Parallel(n_jobs = 40)(delayed(scrape)(URL) for URL in URL_list))) # Run in 40 processes

My understanding is that in order to re-use a driver instance across iterations, the # Set up driver-line needs to be placed outside scrape(URL). However, everything outside scrape(URL) will not find its way to joblib's Parallel(n_jobs = 40). This would imply that you can't reuse driver instances while scraping with joblib which can't be true.

Q1: How to reuse driver instances during parallel processing in the above example?

Q2: How to get rid of the while-loop while maintaining functionality in the above-mentioned example?

Note: Flash and image loading is disabled in firefox_profile (code not shown)


Solution

  • 1) You should first create a bunch of drivers: one for each process. And pass an instance to the worker. I don't know how to pass drivers to an Prallel object, but you could use threading.current_thread().name key to identify drivers. To do that, use backend="threading". So now each thread will has its own driver.

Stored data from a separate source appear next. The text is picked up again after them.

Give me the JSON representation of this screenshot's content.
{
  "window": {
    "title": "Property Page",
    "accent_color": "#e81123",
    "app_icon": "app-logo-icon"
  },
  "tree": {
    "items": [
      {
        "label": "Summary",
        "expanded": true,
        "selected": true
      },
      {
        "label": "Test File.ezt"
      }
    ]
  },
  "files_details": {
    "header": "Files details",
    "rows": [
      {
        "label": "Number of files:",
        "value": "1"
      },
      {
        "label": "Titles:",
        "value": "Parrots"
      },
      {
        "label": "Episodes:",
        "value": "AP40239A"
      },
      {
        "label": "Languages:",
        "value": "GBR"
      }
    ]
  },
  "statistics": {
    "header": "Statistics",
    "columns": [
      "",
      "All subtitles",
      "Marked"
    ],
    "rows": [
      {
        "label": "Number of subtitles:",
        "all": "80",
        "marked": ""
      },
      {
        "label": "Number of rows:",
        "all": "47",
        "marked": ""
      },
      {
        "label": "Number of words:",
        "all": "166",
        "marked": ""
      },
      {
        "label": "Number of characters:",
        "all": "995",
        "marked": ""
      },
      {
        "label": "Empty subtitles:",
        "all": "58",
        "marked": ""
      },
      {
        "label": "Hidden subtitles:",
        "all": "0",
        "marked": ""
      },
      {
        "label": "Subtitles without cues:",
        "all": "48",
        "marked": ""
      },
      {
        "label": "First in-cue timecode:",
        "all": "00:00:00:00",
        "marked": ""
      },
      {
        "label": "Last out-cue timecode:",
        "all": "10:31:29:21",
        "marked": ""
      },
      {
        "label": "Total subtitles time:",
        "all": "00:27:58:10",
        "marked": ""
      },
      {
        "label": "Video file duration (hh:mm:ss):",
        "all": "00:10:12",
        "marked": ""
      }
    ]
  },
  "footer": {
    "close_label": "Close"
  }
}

    2) You don't need a loop at all. Parallel object itself iter all your urls (I hope I realy understend your intentions to use a loop)

    import threading
    from joblib import Parallel, delayed
    from selenium import webdriver
    
    def scrape(URL):
        try:
            driver = drivers[threading.current_thread().name]
        except KeyError:
            drivers[threading.current_thread().name] = webdriver.Firefox()
            driver = drivers[threading.current_thread().name]
        driver.get(URL)
        results = do_something(driver)
        if results:
            safe_results("results.csv")
    
    drivers = {}
    Parallel(n_jobs=-1, backend="threading")(delayed(scrape)(URL) for URL in URL_list)
    for driver in drivers.values():
        driver.quit()
    

    But I don't realy think you get profit in using n_job more than you have CPUs. So n_jobs=-1 is the best (of course I may be wrong, try it).